Mais ces critiques ne s’arrêtent pas aux portes des opposants politiques. En interne, on suspecte Sandrine Rousseau de régler ses comptes, en amont d’un congrès qui doit se tenir d’ici la fin de l’année et qui s’annonce aussi crispé que stratégique pour EELV.

« Évidemment que c’est ça le sujet – le congrès. Ce genre d’affaires mérite de la décence et du respect et on en est loin quand on les gère sur les plateaux de télévision ou les réseaux sociaux », grince, désabusée, une responsable écolo. Avant de sortir l’artillerie lourde : « Ce n’est pas parce qu’on a subi des violences qu’il faut être violent à son tour dans ses méthodes. Les militants sont très choqués et ils trouvent que tout cela va beaucoup trop loin ». Ambiance.

Même au sein d’organisations féministes, on reste parfois interloqué après la sortie de Sandrine Rousseau, à rebours de tous les usages en vigueur.
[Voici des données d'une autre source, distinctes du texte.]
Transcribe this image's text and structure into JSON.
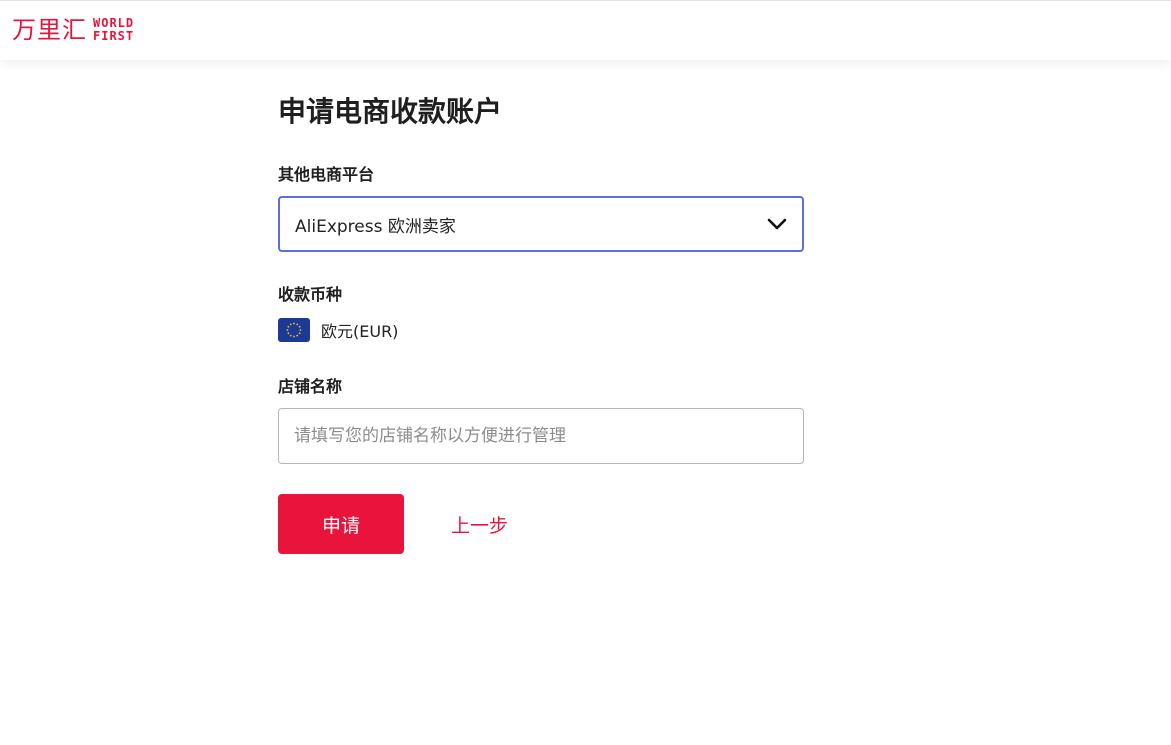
{
  "header": {
    "logo_cn": "万里汇",
    "logo_en_line1": "WORLD",
    "logo_en_line2": "FIRST"
  },
  "page": {
    "title": "申请电商收款账户"
  },
  "form": {
    "platform": {
      "label": "其他电商平台",
      "selected": "AliExpress 欧洲卖家",
      "icon": "chevron-down-icon"
    },
    "currency": {
      "label": "收款币种",
      "flag_icon": "eu-flag-icon",
      "value": "欧元(EUR)"
    },
    "store_name": {
      "label": "店铺名称",
      "value": "",
      "placeholder": "请填写您的店铺名称以方便进行管理"
    }
  },
  "actions": {
    "submit_label": "申请",
    "back_label": "上一步"
  },
  "colors": {
    "brand": "#e8143c",
    "focus_border": "#5b6ee1",
    "eu_blue": "#1c3a94",
    "eu_star": "#f5c518"
  }
}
Les féministes médiatiques ne se bousculaient d’ailleurs pas au portillon pour prendre publiquement la défense de Sandrine Rousseau cette semaine. À part Raphaëlle Remy-Leleu, conseillère EELV à la mairie de Paris, sur le plateau de C ce soir, le 27 septembre : « Qu’est-ce qu’on attend de nous ? On nous dit qu’on se prend pour les inquisitrices, mais c’est le rôle social qu’on nous attribue par ailleurs en nous demandant d’être des lanceuses d’alerte », regrette cette élue proche de Sandrine Rousseau.

« Sandrine Rousseau sert la cause féministe et crée le débat. Elle est devenue une forme de totem pour les conservateurs. Elle fait partie de ces femmes qui ont centralisé la question féministe, longtemps considérée comme annexe », la défend aussi l’eurodéputée insoumise Manon Aubry. Qui ajoute : « On aime ou pas la méthode, mais je vois la tentation de diviser les féministes qui ont toujours connu des nuances. Il y a tant à faire contre le patriarcat que vous ne me trouverez jamais de ce côté-là ! ».

Au sein du groupe EELV à l’Assemblée, certains lui reconnaissent volontiers sa faculté à mettre le doigt là où ça fait mal. « Sandrine Rousseau se saisit des affaires d’une manière qui n’est pas habituelle en politique, mais cela permet d’imposer le débat », soulignait auprès du HuffPost le 28 septembre Sabrina Sebaihi, députée des Hauts-de-Seine.

« Ma fidélité est à des combats et des valeurs, pas à un parti »

Sandrine Rousseau
Pour autant, il n’est pas difficile d’obtenir au sein des rangs écologistes de virulentes critiques quant à sa méthode. À une condition qui illustre la véritable gêne qu’elle provoque en interne : le respect de l’anonymat. « Elle ne veut pas le pouvoir. Ce qu’elle recherche, c’est la notoriété », enfonce, sans prendre de gants, une écolo historique.

Des griefs que n’ignore pas la principale intéressée : « La critique qu’on me renvoie le plus, c’est que je nuirais au parti. Mais on me disait déjà la même chose au moment de l’affaire Baupin, soupire Sandrine Rousseau. « La fidélité à un parti est différente de la façon de faire il y a vingt ans. Aujourd’hui, c’est une fidélité à des combats et à des valeurs et non plus à des appareils. »

Une inflexibilité qui pourrait se retourner contre elle ? Certains, en interne, le souhaitent. Comme cette élue, particulièrement remontée, qui étrille sans se retenir sa camarade : « Elle ne cherche que l’affrontement pour se victimiser en retour ». Et de prévenir, agacée : « Il va falloir l’arrêter ». La guerre ne fait que commencer chez EELV.